The fight over public employees' use of private devices to send emails and texts and the refusal from agencies they work for to turn over those missives has landed Grossmont Union High School District in court.
On January 13, San Diegans for Open Government attorney Cory Briggs sued the district, alleging officials declined to release emails and texts sent from Grossmont superintendent Tim Glover's private devices during his campaign for the passage of school-maintenance bond Measure BB.
Measure BB, approved by voters in November 2016, is expected to raise $128 million to pay for upgrading classrooms and completion of infrastructure projects.

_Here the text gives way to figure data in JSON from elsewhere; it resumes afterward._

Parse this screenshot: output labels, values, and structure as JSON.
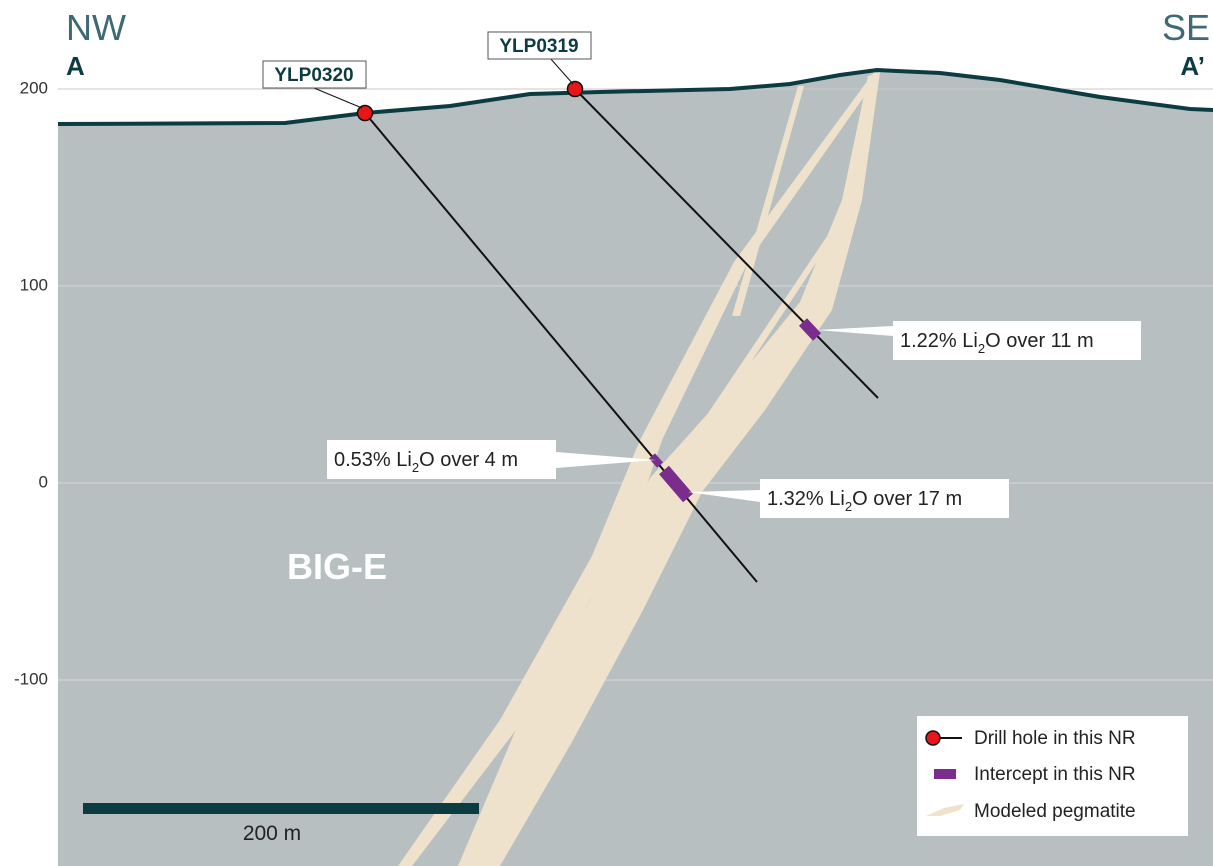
{
  "section": {
    "left_label": "NW",
    "left_letter": "A",
    "right_label": "SE",
    "right_letter": "A’",
    "zone_label": "BIG-E"
  },
  "y_axis": {
    "ticks": [
      200,
      100,
      0,
      -100
    ]
  },
  "drill_holes": [
    {
      "label": "YLP0320"
    },
    {
      "label": "YLP0319"
    }
  ],
  "intercepts": [
    {
      "grade": "1.22% Li",
      "sub": "2",
      "rest": "O over 11 m"
    },
    {
      "grade": "0.53% Li",
      "sub": "2",
      "rest": "O over 4 m"
    },
    {
      "grade": "1.32% Li",
      "sub": "2",
      "rest": "O over 17 m"
    }
  ],
  "legend": [
    "Drill hole in this NR",
    "Intercept in this NR",
    "Modeled pegmatite"
  ],
  "scale_bar": "200 m"
}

In the days leading up to the election, allegations were made that Glover began using his position, and personal devices, to lobby for the measure's passage and urge employees to help campaign. In late October, Briggs submitted a public records request asking for copies of Glover's emails and text messages on both district and private servers.
In his request, Briggs said he had reason to believe Glover "may have engaged in illegal, potentially criminal, political activity" by compelling teachers, students, and parents, on private and public servers, to campaign for Measure BB during district hours, including making campaign calls. Glover also allegedly used district funds to buy food and refreshments for those working the phones.

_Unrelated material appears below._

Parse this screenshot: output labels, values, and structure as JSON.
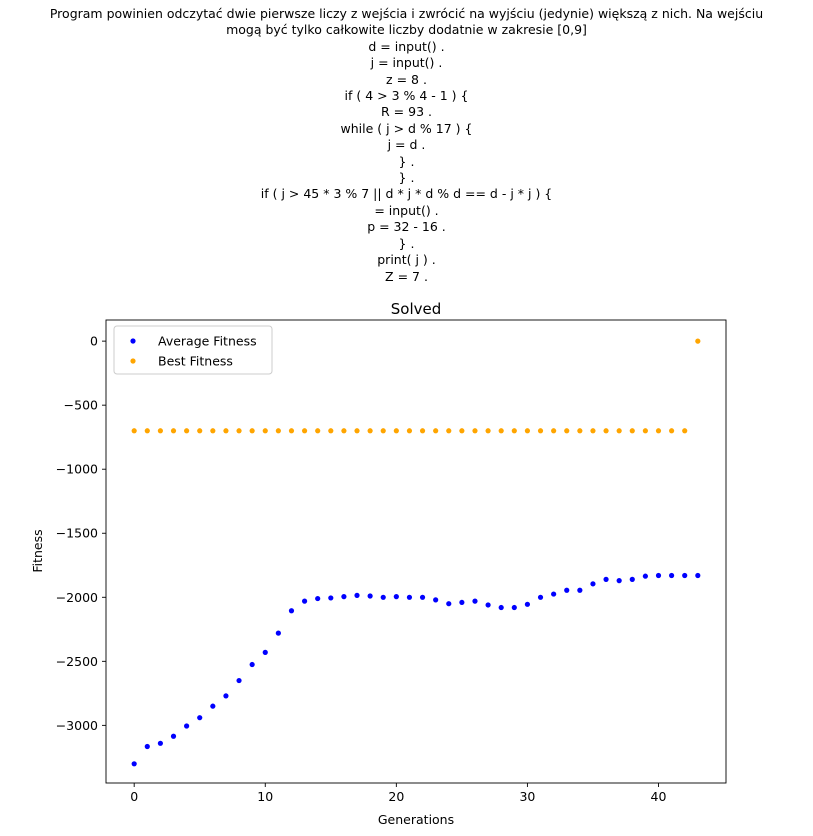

Attorneys for Grossmont Union High School District denied any such violations occurred and declined to turn over emails or texts.
After a series of email exchanges, Grossmont attorneys rebuked Briggs for alleging any wrongdoing while admitting that mistakes were made.
"[T]he allegations are completely false and extremely disheartening for Dr. Glover," reads a November 18 letter from the district's outside counsel, Peter Fagan. "District staff, including Dr. Glover, who in their private capacity worked on the bond campaign, were directly educated about the rules and regulations.... Dr. Glover and other District staff were careful to adhere to the strict rules and regulations related to the bond campaign."
Fagan then admitted errors did transpire.
"However, there were a few times that Dr. Glover and/or other district staff inadvertently sent bond campaign messages over the district server instead of only using personal emails. Such emails include those district employees inadvertently sent from their district accounts to Dr. Glover's personal account. Again, there was no direct effort to send emails using the district system, rather the only intent was to abide by the rules and regulations. The mistake of using the wrong email address was a very rare occurrence."
For now, the scope of the lawsuit rests entirely on potential violations of California's Public Records Act. It is unclear if additional legal action over alleged campaign violations is underway.